Quizá no veas esto hasta dentro de mucho porque se te olvide entrar en el blog cuando regreses o no sé... no piensas que nadie haya podido dejarte un comentario o actualizarte por sorpresa como estoy haciendo yo.
Cuando lo veas estará bien, como si lo descubres a finales de verano, tendrá su gracia.
Bien sabes que eres especial para mí. Después de una sangrienta guerra conseguiste que te hablara y en estos últimos años has sido una de las personas con las que más he hablado y desahogado. Podría ser que nos pareciéramos, o es tan solo empatía. Lo que cuenta es que has sabido estar ahí y si de mi parte no te he mostrado el agradecimiento que mereces, espero que lo recibas ahora.
Existen tiempos para todo y yo contigo los he pasado muy variados. Hablar contigo siempre es productivo. Sea lo que sea siempre sé que no estoy perdiendo el tiempo. Ya podemos estar debatiendo temas serios e importantes en nuestras vidas, que sacaremos siempre algún provecho; ya es posible que nos dé por sacarle el lado positivo a la vida y nos llevemos riéndonos horas y horas.
En cuanto a esto último debo pararme un tanto y acordarme de tanto que he llorado gracias a ti y a los momentos tan divertidos que me has dado. Son muchísimos y lo sabes.

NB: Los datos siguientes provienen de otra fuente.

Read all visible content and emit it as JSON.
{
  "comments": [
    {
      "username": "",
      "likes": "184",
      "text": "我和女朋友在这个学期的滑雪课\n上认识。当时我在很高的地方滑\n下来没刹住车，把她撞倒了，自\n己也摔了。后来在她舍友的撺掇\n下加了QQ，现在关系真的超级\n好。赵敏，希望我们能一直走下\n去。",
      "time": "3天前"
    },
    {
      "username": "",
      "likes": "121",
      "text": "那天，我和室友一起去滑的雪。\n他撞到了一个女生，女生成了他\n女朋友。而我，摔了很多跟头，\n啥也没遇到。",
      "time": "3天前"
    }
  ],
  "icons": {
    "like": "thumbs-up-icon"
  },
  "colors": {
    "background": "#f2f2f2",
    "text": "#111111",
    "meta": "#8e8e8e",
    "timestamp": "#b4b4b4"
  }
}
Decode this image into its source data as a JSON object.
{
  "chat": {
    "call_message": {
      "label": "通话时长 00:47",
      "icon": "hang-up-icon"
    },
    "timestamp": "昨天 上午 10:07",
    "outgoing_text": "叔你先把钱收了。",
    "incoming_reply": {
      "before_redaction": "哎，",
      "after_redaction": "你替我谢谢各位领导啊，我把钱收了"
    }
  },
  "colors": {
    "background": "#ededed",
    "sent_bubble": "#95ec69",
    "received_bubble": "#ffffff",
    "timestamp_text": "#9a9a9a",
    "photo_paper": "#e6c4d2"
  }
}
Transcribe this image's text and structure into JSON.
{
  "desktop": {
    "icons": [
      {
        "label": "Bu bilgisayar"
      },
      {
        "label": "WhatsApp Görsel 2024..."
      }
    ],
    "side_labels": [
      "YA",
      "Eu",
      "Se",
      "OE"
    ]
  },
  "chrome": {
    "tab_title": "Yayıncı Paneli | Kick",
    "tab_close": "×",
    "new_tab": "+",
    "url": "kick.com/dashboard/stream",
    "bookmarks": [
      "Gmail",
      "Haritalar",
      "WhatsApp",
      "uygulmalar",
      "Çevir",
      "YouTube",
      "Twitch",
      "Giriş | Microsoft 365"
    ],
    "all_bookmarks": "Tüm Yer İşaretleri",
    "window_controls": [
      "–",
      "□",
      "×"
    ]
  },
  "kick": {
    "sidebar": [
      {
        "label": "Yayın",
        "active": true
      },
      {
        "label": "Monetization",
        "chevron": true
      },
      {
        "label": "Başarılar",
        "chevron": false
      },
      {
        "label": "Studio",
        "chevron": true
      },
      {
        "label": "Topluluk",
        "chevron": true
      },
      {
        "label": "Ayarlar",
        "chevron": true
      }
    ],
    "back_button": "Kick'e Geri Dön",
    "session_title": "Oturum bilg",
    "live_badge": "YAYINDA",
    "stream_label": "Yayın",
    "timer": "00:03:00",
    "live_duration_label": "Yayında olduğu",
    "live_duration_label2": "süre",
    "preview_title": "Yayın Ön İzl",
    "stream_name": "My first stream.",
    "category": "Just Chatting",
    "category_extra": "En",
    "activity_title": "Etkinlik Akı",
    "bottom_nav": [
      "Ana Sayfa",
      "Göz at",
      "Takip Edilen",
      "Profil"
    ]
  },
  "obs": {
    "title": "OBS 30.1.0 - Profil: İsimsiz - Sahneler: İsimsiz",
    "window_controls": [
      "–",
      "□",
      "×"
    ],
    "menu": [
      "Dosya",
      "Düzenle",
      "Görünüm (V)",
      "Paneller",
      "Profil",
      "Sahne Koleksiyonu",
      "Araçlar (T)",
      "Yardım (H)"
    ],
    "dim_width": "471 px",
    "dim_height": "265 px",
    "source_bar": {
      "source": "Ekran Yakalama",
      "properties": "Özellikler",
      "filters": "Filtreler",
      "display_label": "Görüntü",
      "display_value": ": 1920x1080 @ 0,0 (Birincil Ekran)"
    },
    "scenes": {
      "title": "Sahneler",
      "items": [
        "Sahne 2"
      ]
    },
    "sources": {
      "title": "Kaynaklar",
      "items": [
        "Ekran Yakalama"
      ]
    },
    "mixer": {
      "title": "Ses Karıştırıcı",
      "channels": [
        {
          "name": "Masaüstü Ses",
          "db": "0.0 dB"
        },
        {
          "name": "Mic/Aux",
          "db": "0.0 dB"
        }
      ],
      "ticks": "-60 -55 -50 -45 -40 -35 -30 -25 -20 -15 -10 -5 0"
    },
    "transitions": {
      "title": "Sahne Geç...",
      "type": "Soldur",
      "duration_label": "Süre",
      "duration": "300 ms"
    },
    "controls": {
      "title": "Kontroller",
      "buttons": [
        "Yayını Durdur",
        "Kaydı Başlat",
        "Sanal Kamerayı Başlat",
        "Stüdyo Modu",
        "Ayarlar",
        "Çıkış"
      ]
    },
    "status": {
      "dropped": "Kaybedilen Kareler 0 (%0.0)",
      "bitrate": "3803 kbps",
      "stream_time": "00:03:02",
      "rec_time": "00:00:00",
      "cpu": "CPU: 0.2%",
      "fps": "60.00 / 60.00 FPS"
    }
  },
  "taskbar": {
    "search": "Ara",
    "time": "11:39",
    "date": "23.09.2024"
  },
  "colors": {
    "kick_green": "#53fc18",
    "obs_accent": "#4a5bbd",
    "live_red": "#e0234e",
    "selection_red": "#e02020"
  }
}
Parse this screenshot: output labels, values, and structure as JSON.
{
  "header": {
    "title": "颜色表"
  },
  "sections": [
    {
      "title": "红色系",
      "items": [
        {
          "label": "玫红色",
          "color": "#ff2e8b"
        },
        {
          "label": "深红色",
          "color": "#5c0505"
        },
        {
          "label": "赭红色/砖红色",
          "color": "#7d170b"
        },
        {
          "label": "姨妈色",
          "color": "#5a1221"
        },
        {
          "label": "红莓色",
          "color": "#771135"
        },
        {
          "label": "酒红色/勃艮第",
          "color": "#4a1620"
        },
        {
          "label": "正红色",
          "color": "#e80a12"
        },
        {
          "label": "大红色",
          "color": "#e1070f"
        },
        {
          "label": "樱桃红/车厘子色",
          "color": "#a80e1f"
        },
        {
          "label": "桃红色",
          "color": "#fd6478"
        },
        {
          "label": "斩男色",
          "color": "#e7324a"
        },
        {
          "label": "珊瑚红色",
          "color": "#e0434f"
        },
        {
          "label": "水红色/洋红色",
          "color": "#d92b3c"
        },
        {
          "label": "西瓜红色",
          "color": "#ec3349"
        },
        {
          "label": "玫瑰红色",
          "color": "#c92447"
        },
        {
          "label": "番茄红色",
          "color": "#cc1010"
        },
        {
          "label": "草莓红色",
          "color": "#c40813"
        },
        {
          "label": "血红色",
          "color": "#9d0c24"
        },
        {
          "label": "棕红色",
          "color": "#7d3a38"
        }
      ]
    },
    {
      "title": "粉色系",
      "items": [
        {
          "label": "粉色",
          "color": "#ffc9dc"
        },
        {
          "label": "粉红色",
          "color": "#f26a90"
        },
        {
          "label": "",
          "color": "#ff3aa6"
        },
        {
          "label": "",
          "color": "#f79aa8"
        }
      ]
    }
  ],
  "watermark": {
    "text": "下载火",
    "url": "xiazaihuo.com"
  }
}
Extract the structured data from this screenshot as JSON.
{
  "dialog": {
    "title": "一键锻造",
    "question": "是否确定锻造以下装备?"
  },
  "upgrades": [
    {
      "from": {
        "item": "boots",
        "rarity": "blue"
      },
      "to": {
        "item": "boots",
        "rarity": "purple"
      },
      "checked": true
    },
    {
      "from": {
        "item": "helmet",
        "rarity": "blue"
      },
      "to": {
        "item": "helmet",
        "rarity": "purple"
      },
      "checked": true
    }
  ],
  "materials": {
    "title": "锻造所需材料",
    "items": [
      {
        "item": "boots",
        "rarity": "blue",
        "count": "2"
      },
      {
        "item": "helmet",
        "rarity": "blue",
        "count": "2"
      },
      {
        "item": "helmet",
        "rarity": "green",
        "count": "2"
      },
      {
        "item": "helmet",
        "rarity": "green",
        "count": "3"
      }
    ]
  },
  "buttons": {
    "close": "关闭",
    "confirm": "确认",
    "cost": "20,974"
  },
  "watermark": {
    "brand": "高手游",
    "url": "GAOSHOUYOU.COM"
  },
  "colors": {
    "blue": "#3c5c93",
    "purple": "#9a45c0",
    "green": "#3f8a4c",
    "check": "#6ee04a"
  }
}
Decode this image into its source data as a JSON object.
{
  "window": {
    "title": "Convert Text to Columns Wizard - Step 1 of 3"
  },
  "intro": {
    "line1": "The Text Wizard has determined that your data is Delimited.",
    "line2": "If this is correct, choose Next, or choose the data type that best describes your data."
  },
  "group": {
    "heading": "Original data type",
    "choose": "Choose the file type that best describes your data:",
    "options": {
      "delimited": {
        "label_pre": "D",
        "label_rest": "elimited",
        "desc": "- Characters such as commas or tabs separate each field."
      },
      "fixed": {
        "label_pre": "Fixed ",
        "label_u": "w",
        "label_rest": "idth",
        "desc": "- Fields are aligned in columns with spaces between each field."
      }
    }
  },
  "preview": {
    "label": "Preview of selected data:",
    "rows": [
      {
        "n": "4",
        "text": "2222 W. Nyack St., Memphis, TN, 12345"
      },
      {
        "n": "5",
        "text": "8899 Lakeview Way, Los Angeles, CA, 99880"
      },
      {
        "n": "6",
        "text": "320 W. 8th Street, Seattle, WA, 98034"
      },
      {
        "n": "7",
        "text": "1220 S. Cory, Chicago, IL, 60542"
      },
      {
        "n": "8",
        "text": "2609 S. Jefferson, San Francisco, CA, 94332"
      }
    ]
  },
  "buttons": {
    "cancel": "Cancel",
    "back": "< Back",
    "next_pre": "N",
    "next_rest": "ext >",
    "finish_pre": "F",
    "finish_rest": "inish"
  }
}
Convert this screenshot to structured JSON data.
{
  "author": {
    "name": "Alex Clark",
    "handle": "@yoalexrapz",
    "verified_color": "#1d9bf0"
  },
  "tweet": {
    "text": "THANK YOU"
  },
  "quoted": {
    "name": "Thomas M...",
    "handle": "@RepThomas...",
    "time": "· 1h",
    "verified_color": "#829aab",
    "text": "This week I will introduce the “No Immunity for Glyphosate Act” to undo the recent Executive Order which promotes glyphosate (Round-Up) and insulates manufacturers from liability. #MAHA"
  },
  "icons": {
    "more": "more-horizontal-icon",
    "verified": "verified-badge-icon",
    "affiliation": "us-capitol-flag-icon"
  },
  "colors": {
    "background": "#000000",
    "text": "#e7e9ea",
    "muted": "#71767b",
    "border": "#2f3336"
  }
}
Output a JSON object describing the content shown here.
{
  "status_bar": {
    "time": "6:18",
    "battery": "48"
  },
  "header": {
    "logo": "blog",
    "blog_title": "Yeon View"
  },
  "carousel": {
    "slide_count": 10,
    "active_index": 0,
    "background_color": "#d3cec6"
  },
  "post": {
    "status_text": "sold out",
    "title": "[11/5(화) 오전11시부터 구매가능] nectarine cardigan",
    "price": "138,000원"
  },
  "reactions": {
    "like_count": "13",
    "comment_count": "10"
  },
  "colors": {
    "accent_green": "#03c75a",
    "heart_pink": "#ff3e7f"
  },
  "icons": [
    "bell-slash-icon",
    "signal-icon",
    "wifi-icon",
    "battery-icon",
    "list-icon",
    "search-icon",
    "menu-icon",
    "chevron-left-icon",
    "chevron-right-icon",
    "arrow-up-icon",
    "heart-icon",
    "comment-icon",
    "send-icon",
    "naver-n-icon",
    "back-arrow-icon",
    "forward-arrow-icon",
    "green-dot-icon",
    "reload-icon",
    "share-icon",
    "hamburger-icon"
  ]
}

Te da igual el camino que yo elija, vas a aconsejarme según tu punto de vista, dándome la mejor opción que creas conveniente.
Realmente, siempre intento hablar contigo antes de actuar de cualquier forma. No siempre es así porque ya conoces mi parte característica que se identifica por la falta de confianza en los demás, entre otras cosas que ya entiendes de sobra.
Es cierto que nuestros destinos se han separado un tanto más de lo que pensábamos pero la amistad ha sabido combatir cualquier posible distanciamiento.
Dijimos cuando viajamos a París que volveríamos y eso he de asegurarte que se cumplirá al precio que sea (sobre todo si tú te haces diseñador o periodista y yo... yo consiga un trabajo de algo). Vamos a volver a comer esos crepes que nos llenaron el estómago tan placenteramente. Iremos a Disneyland, nos gastaremos otra fortuna en peluches y demás artículos innecesarios y, al menos yo, lloraré cuando vea la cabalgata.
Sólo espero haberte ayudado en tanto como tú a mí. Haber hecho que te sientas querido, escuchado y acompañado.
Sé que te he aportado algo. Sé que tú sabes que también me has influido.
Por último, sé que soy una borrica, pero soy una borrica de dieciséis años, mientras tú, especie indefinida, cumples hoy diecisiete. Y lo haces en Roma, muy lejos de tu monotonía, pero muy cerca de lo que te quiero.
Que cumplas tantos años como sean necesarios para realizar tu vida tal y como la sueñas, y que puedas contármelo.